From the functional equation we thus have

[math]\displaystyle{ |R_{t,N,N}(\sigma_0+iT)| \leq \int_{1/2}^\infty \frac{1}{\sqrt{\pi t}} (e^{-(\sigma-\sigma_0)^2/t}+e^{-(1-\sigma-\sigma_0)^2/t}) |R_{0,N,N}(\sigma+iT)|\ d\sigma. }[/math]

By (4.3) we thus have

[math]\displaystyle{ |R_{t,N,N}(\sigma_0+iT)| \leq c_{T_0} e^{\pi T/4} T^{3/2} \quad (4.5) }[/math]

where [math]\displaystyle{ c_{T_0} }[/math] is the quantity

[math]\displaystyle{ c_{T_0} := \int_{1/2}^\infty \frac{1}{\sqrt{\pi t}} (e^{-(\sigma-\sigma_0)^2/t}+e^{-(1-\sigma-\sigma_0)^2/t}) f_{T_0}(\sigma)\ d\sigma. \quad (4.6) }[/math]

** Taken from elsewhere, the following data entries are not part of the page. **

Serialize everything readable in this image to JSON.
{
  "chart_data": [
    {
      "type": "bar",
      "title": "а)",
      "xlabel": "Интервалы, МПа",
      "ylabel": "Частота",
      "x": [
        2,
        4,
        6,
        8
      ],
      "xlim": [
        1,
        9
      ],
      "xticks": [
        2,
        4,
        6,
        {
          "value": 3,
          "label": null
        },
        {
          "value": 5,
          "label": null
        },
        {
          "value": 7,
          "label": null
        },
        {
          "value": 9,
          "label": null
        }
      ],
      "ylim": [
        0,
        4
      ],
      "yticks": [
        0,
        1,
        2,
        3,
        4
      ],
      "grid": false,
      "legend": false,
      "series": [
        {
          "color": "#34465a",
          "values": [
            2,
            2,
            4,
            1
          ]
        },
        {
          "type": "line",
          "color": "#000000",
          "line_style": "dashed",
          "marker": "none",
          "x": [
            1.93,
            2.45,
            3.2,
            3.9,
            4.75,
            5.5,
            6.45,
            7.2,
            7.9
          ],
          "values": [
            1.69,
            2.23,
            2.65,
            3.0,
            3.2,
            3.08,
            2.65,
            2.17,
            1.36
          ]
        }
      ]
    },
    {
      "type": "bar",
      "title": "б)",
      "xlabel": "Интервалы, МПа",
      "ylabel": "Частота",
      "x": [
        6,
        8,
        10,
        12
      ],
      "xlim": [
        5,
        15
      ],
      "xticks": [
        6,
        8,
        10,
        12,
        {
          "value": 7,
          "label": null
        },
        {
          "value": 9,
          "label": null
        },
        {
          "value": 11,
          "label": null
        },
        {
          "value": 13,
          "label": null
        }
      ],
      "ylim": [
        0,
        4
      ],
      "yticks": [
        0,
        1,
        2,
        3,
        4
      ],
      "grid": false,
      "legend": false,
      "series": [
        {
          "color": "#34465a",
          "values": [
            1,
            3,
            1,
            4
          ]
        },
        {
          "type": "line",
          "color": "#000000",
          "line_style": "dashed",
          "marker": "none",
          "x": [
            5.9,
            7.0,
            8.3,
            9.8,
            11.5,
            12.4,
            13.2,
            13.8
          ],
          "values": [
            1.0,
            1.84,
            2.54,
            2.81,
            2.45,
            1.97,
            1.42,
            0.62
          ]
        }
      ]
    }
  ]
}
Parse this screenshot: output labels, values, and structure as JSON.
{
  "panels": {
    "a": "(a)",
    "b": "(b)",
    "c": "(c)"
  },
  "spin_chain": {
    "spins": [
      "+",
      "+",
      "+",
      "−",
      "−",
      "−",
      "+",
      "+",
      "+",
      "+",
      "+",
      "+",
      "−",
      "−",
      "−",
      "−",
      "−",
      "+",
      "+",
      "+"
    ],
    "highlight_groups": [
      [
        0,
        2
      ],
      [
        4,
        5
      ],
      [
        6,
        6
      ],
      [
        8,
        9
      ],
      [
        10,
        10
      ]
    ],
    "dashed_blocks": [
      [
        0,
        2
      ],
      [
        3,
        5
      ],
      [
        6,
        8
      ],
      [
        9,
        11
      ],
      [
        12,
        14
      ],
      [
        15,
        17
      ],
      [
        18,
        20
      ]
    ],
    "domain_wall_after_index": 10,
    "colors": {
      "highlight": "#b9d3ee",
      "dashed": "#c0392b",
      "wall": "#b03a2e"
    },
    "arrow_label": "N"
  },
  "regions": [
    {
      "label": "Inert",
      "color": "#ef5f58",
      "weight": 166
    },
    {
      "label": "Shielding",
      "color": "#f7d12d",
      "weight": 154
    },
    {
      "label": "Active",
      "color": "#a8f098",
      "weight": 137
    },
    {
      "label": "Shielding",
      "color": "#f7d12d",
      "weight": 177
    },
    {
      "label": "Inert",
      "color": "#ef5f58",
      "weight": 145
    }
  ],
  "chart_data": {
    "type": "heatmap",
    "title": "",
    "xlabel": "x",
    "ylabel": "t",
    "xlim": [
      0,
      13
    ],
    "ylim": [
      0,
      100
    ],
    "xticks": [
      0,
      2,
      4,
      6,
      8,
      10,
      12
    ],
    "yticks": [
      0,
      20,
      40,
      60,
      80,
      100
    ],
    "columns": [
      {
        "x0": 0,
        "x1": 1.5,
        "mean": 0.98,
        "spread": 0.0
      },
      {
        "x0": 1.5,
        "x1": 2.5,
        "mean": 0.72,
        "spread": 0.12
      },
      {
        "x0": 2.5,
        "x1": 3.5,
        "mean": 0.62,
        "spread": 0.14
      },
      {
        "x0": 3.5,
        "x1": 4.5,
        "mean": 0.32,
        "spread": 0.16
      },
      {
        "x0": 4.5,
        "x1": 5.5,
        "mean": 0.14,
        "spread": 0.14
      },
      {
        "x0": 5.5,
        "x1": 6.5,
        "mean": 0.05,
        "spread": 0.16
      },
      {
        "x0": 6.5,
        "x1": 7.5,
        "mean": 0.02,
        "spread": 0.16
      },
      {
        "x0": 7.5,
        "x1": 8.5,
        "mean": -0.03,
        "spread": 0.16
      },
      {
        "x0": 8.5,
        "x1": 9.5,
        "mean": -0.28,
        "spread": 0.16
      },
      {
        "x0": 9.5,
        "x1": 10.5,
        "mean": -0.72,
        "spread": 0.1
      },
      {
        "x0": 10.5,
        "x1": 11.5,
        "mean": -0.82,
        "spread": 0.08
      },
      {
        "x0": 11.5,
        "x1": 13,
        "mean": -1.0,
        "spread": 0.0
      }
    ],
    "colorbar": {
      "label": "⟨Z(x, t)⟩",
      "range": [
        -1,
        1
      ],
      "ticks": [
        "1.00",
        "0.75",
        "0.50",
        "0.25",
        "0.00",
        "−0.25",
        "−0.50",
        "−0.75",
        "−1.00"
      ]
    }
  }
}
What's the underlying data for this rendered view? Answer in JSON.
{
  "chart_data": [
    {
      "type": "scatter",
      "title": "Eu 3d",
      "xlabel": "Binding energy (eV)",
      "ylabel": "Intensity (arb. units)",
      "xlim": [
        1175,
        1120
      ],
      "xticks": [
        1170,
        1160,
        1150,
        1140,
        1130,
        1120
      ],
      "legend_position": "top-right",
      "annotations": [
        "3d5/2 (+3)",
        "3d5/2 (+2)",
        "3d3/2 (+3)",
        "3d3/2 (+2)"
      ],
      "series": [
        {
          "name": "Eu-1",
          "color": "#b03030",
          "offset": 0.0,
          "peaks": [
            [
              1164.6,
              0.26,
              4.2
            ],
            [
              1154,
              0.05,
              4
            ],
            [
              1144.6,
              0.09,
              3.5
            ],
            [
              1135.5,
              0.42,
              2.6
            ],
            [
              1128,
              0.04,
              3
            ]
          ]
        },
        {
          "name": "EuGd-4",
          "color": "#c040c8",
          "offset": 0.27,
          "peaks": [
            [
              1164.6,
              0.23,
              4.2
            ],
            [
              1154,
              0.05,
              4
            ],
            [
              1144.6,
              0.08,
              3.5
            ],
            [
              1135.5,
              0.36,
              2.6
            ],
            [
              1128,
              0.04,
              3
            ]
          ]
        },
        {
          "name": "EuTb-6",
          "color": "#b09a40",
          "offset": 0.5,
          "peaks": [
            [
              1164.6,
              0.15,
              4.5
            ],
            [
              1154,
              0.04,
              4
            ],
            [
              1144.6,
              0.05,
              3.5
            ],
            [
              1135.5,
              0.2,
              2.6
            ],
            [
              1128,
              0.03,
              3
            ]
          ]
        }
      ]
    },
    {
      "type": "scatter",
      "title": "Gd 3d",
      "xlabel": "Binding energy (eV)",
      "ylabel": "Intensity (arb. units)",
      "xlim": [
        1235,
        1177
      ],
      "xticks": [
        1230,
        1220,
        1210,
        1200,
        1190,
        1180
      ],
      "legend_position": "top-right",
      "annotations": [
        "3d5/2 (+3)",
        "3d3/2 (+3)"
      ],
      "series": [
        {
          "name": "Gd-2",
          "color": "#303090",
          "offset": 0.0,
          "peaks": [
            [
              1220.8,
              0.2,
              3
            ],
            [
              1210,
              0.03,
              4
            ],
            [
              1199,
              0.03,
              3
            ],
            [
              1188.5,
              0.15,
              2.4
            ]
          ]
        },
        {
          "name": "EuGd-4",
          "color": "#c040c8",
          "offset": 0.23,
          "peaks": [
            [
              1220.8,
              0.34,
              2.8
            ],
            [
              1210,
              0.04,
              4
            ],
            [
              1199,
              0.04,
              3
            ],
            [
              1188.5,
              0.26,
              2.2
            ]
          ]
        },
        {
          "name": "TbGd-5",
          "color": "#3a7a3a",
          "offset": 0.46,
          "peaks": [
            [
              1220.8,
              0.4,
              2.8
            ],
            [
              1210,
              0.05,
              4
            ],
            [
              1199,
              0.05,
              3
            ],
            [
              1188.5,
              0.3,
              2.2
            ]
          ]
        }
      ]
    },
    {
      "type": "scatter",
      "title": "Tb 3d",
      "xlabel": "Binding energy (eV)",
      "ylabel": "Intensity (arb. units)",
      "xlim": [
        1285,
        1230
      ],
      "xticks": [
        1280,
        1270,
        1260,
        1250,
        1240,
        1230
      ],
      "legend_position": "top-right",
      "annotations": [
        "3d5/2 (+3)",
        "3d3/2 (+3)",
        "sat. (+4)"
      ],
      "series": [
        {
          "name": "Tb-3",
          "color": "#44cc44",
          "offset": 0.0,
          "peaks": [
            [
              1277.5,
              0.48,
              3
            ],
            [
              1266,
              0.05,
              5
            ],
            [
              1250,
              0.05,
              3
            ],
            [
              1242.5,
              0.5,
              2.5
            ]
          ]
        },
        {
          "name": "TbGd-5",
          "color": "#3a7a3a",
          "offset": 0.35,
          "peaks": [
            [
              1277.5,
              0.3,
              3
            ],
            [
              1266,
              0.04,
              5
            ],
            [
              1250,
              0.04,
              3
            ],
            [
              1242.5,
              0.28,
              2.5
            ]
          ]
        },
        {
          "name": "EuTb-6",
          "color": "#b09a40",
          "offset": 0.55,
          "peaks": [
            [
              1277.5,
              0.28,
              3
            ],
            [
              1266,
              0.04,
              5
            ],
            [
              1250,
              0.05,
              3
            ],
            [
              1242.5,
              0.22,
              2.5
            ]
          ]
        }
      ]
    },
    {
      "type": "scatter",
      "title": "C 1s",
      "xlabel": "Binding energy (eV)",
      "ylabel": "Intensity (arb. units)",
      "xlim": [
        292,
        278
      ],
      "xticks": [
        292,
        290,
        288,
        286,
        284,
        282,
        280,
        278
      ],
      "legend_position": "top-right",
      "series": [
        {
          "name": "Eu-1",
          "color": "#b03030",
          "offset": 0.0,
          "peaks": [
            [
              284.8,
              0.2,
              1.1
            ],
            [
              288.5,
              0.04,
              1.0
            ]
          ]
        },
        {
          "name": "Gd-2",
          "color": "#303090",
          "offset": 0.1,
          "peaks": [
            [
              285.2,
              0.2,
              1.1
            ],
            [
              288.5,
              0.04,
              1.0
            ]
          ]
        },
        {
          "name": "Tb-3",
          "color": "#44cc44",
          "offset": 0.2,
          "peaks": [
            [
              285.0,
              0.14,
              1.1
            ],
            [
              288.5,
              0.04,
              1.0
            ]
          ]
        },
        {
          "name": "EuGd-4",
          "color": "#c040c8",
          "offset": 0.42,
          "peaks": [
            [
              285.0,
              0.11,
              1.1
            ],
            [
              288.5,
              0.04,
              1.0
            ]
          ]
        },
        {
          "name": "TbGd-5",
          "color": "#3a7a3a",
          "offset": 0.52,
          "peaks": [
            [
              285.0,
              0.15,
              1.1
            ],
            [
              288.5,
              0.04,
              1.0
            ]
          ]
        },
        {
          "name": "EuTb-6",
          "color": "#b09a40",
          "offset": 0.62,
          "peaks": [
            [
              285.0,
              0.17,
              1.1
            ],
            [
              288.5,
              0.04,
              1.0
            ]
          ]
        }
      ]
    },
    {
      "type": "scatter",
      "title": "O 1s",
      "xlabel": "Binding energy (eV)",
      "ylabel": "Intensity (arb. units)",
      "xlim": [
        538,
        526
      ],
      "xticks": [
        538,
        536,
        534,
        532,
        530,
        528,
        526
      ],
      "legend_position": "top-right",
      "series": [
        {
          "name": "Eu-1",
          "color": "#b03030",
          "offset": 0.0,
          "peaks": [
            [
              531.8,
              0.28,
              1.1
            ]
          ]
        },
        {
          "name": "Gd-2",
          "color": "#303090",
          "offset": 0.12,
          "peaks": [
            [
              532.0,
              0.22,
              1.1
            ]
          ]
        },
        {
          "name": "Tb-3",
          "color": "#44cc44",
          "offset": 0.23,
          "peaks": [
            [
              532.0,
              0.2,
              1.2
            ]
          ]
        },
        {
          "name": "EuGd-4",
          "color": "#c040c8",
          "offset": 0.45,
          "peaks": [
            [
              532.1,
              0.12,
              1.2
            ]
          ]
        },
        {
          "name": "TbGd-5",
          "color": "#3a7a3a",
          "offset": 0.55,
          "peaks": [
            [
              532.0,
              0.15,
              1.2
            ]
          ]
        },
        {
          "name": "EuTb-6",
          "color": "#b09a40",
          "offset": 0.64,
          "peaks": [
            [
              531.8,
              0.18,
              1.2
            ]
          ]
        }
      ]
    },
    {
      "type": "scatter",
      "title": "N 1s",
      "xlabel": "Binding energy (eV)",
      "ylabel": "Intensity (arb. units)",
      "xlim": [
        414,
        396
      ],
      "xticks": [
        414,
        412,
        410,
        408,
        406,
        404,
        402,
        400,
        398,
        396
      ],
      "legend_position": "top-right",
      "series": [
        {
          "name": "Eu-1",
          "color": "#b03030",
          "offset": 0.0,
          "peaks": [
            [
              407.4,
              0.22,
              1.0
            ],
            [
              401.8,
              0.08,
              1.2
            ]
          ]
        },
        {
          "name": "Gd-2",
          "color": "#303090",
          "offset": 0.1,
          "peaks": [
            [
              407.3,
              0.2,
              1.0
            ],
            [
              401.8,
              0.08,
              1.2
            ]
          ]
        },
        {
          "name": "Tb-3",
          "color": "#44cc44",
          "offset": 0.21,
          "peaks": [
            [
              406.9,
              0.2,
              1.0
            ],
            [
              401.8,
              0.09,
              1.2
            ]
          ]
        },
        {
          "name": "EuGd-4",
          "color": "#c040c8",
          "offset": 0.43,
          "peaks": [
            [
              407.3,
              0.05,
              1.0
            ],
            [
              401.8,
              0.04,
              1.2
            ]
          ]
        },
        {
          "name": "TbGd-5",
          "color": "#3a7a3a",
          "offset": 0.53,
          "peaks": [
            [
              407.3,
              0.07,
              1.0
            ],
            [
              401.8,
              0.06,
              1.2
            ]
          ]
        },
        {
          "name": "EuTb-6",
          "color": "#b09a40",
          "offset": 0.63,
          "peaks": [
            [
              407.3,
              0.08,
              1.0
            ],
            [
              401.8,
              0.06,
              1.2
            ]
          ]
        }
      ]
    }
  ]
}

It should be possible to compute this quantity numerically for any given value of [math]\displaystyle{ T_0 }[/math]. Using the heuristic that [math]\displaystyle{ f_{T_0}(\sigma) }[/math] is close to [math]\displaystyle{ \sqrt{\pi}/4 }[/math] for [math]\displaystyle{ \sigma }[/math] not too large, and using the rapid decay of the [math]\displaystyle{ (e^{-(\sigma-\sigma_0)^2/t}+e^{-(1-\sigma-\sigma_0)^2/t}) }[/math] factor, one would expect [math]\displaystyle{ c_{T_0} }[/math] to be close to [math]\displaystyle{ \sqrt{\pi}/4 }[/math] for [math]\displaystyle{ T_0 }[/math] large.